Сейчас Корнелю выдался случай проверить свои убеждения на опыте. Он направил левиафана в сторону корабля – а корабль двигался навстречу, да так быстро, что догнать его подводнику не удалось бы.

Моряк снял с пояса подзорную трубу. Простенькое заклятие сохраняло сухими оправленные в бронзу стекла, так что протирать их не пришлось. Корабль словно прыгнул подводнику навстречу, и тот задохнулся: на миг ему померещилось, что судьба и впрямь послала ему плавучую крепость, но, приглядевшись, он понял, что ошибся, – то был корабль рангом пониже, становой крейсер.

Корнелю злобно ухмыльнулся:

– Сойдет.

В подзорную трубу были ясно видны моряки на палубе. Развевался на ветру зелено-бело-алый вымпел. Подводник кивнул сам себе. Не хотелось бы по ошибке потопить лагоанский корабль – все равно что кусать руку, которая тебя кормит.

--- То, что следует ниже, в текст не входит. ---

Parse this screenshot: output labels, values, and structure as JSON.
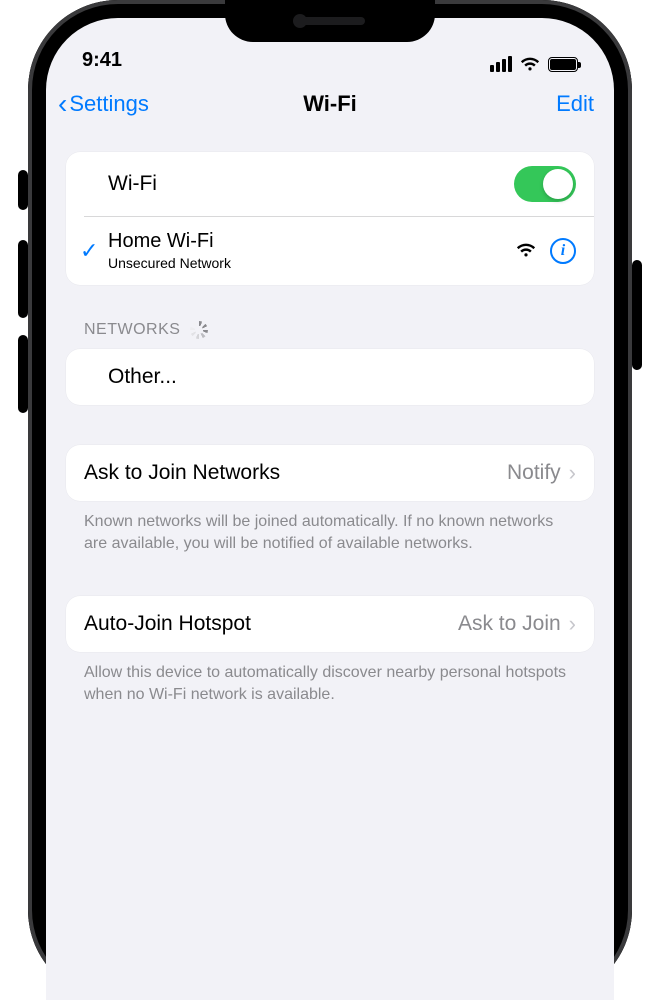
{
  "status": {
    "time": "9:41"
  },
  "nav": {
    "back_label": "Settings",
    "title": "Wi-Fi",
    "edit_label": "Edit"
  },
  "wifi_toggle": {
    "label": "Wi-Fi",
    "on": true
  },
  "connected": {
    "name": "Home Wi-Fi",
    "subtitle": "Unsecured Network"
  },
  "networks_header": "NETWORKS",
  "other_label": "Other...",
  "ask_join": {
    "label": "Ask to Join Networks",
    "value": "Notify",
    "footer": "Known networks will be joined automatically. If no known networks are available, you will be notified of available networks."
  },
  "auto_hotspot": {
    "label": "Auto-Join Hotspot",
    "value": "Ask to Join",
    "footer": "Allow this device to automatically discover nearby personal hotspots when no Wi-Fi network is available."
  }
}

Дозорные, должно быть, выглядывают левиафанов в волнах. Если они засекут его, подобраться поближе и закрепить ядро на борту Корнелю уже не сумеет. Скрываться от альгарвейцев было удобнее всего, как ни странно, на поверхности. Моряки Мезенцио высматривают среди волн высокие фонтаны, которые вырывались из левиафаньего дыхала, когда зверь поднимался к поверхности. Но пока зверь дышит ровно, он не выдаст себя раньше времени.

Корнелю попытался прикинуть, когда придется уходить на глубину. Если промедлить, дозорные на мачтах все же увидят его. Если поторопиться, левиафан не сможет на одном глотке воздуха добраться до крейсера, придется всплывать на полпути… и вот тогда будет скверно.

Рассудив, что время пришло, он шлепнул левиафана по гладкому боку. Зверь неслышно ушел под воду и устремился к приближающемуся крейсеру. Животное было приучено держаться рядом с бортом до тех пор, пока седок не успеет закрепить на броне ядро. Подводник иногда думал про себя: а понимают ли левиафаны, зачем людишкам вся эта суета? Порою звери дрались между собой: обычно за самок, порою – за добычу. Знают ли они, что их хозяева тоже способны воевать?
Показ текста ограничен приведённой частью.